Links to organised crime notwithstanding, Erdogan’s present vulnerability lies in an economic crisis all of his own devising. His traditional supporters have turned against him not because it appears he consorts with bandits like Peker but because, instead of bread and circuses, he’s offering canals and mosques. His core constituency holds him (rightly) culpable for high inflation and high interest rates (don’t get him started on that), the swooning currency and the omnishambles that has been his government’s pandemic response. The 2021 tourist season, like last year’s, looks like a washout.
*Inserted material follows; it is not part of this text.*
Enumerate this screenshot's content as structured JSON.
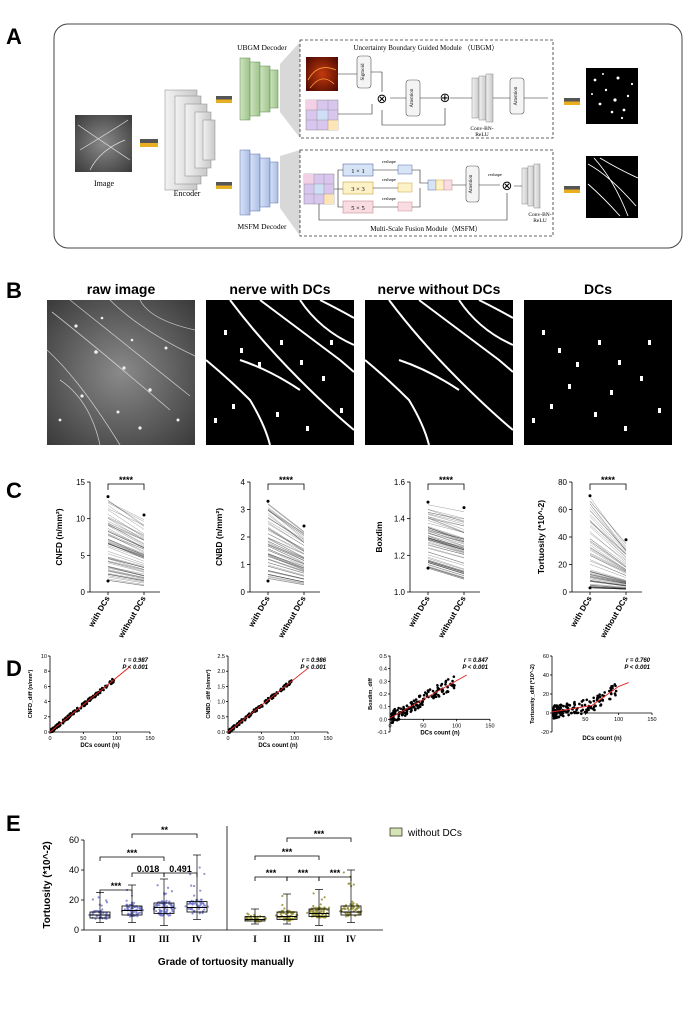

This week, Erdogan inaugurated a new, 4,000-capacity mosque, yet another monument to colossal naivety, in Taksim Square, Istanbul. While bars and nightclubs (and anywhere you can enjoy yourself) remain closed there are now 82,693 places where Turks can humbly genuflect and offer grateful thanks for their immiseration by the self-appointed, temporal Sultan who threatened to rule forever. Erdogan should lay down a rug, face Mecca and pray for deliverance. His prayers, like everyone else’s, will go unanswered. Peker has Erdogan’s pecker in his pocket.

Julian Rimmer is a London-based broker who has been working in and covering the Emerging Europe markets for several decades.